LOS ANGELES _ The Dodgers were still in Brooklyn and Dwight D. Eisenhower was still in the White House the last time Southern California went this deep into the summer without a Major League Baseball game.
For Conrad Munatones, then a 20-year-old catcher from East Los Angeles, the big leagues were an East Coast thing, like Broadway plays or Philly cheesesteaks.
"When someone said the Brooklyn Dodgers, I thought that meant Brooklyn Avenue," he remembered.
Two minor league teams played in Los Angeles, but to Munatones, baseball meant Sunday doubleheaders at Belvedere and Evergreen parks, where neighborhood legends made their names playing for teams like Eastside Beer, Ornelas Food Market and the Carmelita Chorizeros. The games drew hundreds of people to the parks after church to sit on uncomfortable wooden bleachers or on blankets in the grass as mariachis played and carne asada sizzled.
"For Mexican Americans in the postwar era, next to the Catholic Church, barrio baseball was both the centerpiece and the heartbeat of their community," said Samuel O. Regalado, a Cal State Stanislaus history professor who has written extensively on the subject. "For the players, both U.S.-born and migrants, the games were a transnational platform by which they could achieve a level of respect and local notoriety that, outside of the barrios, was rarely afforded to them."

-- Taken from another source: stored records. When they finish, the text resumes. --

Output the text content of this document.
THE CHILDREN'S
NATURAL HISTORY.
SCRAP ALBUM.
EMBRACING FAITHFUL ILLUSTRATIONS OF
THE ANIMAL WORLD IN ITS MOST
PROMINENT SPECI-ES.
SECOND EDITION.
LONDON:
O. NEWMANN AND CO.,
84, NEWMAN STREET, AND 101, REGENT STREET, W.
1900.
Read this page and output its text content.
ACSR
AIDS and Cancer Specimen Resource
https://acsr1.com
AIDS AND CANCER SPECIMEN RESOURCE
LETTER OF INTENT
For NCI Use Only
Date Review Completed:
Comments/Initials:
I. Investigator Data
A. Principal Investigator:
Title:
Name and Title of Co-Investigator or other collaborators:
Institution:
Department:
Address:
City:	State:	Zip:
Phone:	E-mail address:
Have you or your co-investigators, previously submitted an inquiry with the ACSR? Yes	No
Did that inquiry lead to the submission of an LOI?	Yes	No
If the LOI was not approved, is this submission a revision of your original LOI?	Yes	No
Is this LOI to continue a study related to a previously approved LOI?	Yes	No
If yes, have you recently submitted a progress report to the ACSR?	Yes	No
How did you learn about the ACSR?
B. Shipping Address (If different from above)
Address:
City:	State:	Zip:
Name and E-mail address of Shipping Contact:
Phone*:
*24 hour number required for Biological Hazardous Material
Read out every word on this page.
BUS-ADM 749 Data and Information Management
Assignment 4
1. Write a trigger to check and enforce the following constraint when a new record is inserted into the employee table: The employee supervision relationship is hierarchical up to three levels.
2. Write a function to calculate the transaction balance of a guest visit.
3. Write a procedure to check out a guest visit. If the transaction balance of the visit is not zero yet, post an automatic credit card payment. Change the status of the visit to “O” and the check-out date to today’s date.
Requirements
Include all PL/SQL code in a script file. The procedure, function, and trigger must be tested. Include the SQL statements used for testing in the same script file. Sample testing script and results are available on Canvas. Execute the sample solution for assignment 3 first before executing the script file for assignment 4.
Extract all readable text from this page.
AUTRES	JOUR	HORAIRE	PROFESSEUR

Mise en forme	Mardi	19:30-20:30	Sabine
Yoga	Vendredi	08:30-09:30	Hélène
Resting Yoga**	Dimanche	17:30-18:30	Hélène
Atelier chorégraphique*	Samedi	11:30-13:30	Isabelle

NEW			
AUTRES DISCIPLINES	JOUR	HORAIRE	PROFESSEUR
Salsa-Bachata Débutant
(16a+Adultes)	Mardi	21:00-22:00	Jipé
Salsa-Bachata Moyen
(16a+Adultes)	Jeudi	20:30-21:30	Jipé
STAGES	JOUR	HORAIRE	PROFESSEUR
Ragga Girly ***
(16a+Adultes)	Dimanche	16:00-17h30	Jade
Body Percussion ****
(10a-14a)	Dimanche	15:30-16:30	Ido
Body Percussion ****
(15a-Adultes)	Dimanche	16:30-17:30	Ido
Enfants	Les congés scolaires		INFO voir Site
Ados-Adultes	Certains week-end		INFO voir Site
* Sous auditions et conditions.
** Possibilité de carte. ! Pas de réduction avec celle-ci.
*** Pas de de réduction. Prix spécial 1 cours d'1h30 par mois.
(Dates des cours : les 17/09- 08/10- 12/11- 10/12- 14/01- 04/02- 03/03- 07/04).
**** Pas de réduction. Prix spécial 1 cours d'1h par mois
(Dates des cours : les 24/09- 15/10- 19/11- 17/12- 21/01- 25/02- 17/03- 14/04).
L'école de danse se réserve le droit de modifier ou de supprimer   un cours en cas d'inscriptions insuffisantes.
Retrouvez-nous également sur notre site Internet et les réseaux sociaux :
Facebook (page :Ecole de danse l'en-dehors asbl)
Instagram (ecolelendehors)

For players like Munatones, who signed with the Dodgers two months after the team moved from New York in 1958, baseball was never better than on those warm summer afternoons in East L.A.
"The interest was total in that community because that's all we had," said Munatones, now 83 and living in San Dimas. "We were given the opportunity to perform in front of good-sized crowds that loved baseball and didn't have the money to buy tickets for the (minor league) Angels or the Hollywood Stars.
"It was quite a thing. Most of these people were laborers. They were given a Sunday to enjoy so they would do it as a family."
Evergreen Park, now Evergreen Recreation Center, is temporarily closed, a victim of the COVID-19 pandemic that also delayed the start of the Major League Baseball season until Thursday. But the memory of how baseball once thrived there hasn't been forgotten, not by those who played or cheered them on.